Tutmosis se troubla et baissa les yeux.

— Il n’a pas dormi chez lui, n’est-ce pas ? insistait Nikotris.

— Mais si … répondit Tutmosis d’une voix hésitante.

— Je vois bien que tu mens ! s’écria la reine. Et ce manteau, ose jurer que ce n’est pas celui de mon fils !

Elle se leva, tira d’un coffre un manteau brun et le tendit à Tutmosis.

— Mon esclave l’a trouvé accroché aux branches de cet arbre ! dit-elle.

Tutmosis se rappela alors que Ramsès était rentré peu après minuit, sans manteau, disant qu’il l’avait perdu quelque part dans le jardin. Il hésita encore un instant, se refusant à admettre l’affreuse vérité.
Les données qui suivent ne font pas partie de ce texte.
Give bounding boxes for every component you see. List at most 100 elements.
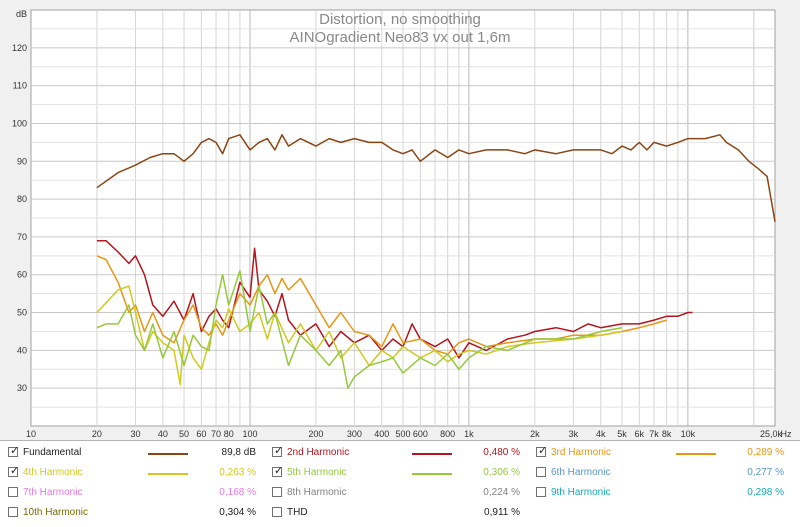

— Non, répéta-t-il enfin avec énergie. Ce n’était pas Ramsès, mais Lykon, et les prêtres seuls sont les auteurs de cette sinistre farce !

— Et si, vraiment, c’était mon fils ?

Tutmosis sentait sa confiance le quitter. Certes, ses soupçons quant à Lykon étaient plausibles, mais il y avait de bonnes raisons de croire que l’homme juché au haut de l’arbre était Ramsès : il n’avait pas dormi au palais, cette nuit-là, et puis ce manteau perdu … D’ailleurs, son frère n’était-il pas fou ? Qui sait si la malédiction ne s’étendait pas aux autres membres de la famille ?

Le favori se sentit triste et découragé. Mais plus il doutait et plus la reine semblait retrouver espoir.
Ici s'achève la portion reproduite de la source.